BGSE Data Science Kaggle Competition
During our second term as data scientists, the class split into 10 teams of 3 and participated in an “in-class” kaggle competition. It left every team depleted from late-night efforts and many long days spent obsessing and executing ideas which resulted often in reduced accuracy.
“At one point, I nearly threw my laptop at the wall.”
a data scientist moments after the deadline
Predict popularity of 1-5 (ordinal classification) of Mashable news articles using 60 variables of metadata. Many of these features were useless. You can read more on the UCI Machine Learning Repository.
The top 2 teams pulled ahead of the pack with accuracies of 0.55567 and 0.56744, while groups 3 through 10 were all within .01 (e.g. 1 percentage accuracy).

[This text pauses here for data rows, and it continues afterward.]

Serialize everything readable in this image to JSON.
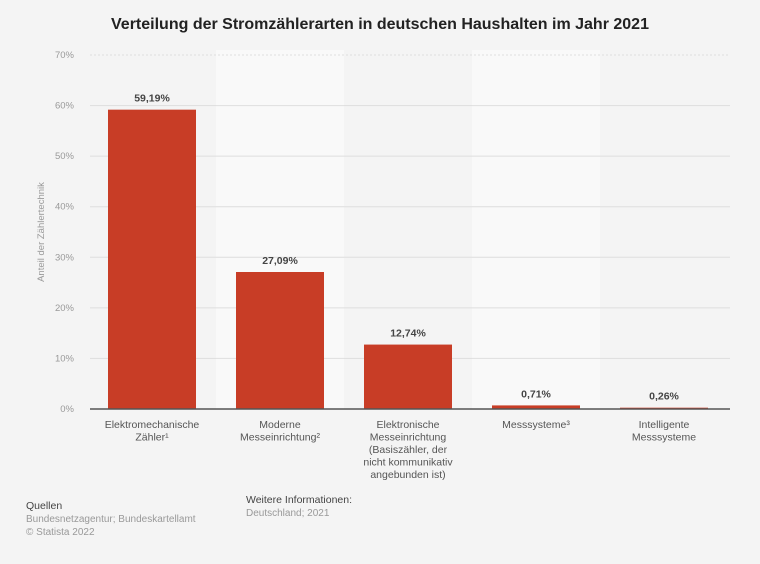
{
  "chart_data": {
    "type": "bar",
    "title": "Verteilung der Stromzählerarten in deutschen Haushalten im Jahr 2021",
    "xlabel": "",
    "ylabel": "Anteil der Zählertechnik",
    "ylim": [
      0,
      70
    ],
    "yticks": [
      0,
      10,
      20,
      30,
      40,
      50,
      60,
      70
    ],
    "ytick_labels": [
      "0%",
      "10%",
      "20%",
      "30%",
      "40%",
      "50%",
      "60%",
      "70%"
    ],
    "categories": [
      [
        "Elektromechanische",
        "Zähler¹"
      ],
      [
        "Moderne",
        "Messeinrichtung²"
      ],
      [
        "Elektronische",
        "Messeinrichtung",
        "(Basiszähler, der",
        "nicht kommunikativ",
        "angebunden ist)"
      ],
      [
        "Messsysteme³"
      ],
      [
        "Intelligente",
        "Messsysteme"
      ]
    ],
    "values": [
      59.19,
      27.09,
      12.74,
      0.71,
      0.26
    ],
    "value_labels": [
      "59,19%",
      "27,09%",
      "12,74%",
      "0,71%",
      "0,26%"
    ],
    "bar_color": "#c83d26",
    "grid": true,
    "legend": "none"
  },
  "footer": {
    "sources_heading": "Quellen",
    "sources": "Bundesnetzagentur; Bundeskartellamt",
    "copyright": "© Statista 2022",
    "info_heading": "Weitere Informationen:",
    "info": "Deutschland; 2021"
  }
}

A collection of lessons learned from the top 3 groups:
- Third place used a single random forest, which multiple teams found to be better than multiple forests or an ensembled forest with other models.
- Second place used an ensemble 3 random forests and 3 generalized boosted regression models. Leveraging the ordinal nature of the classification, the team grouped 3’s, 4’s and 5’s, and achieved higher accuracy predicting the 3-class problem
- The first place team used rolling window for prediction, provided the time series nature of data (a single random forest)
- The first place team created new features from the url to detect title keywords unique to each class. This method only affected 400 out of the 9644 test set but resulted in an improved accuracy by 1% – huge in kaggle-land.
- Keep systematic, meticulous and obsessive track of your randomness, methods and results.
- Trust your cross-validation (don’t trust the public leaderboard): The third place team chose to use the submission for which they got the best cross-validation score on the training set, but not the best score on the public leaderboard.
- Use all your data: many teams extracted new features from the URL.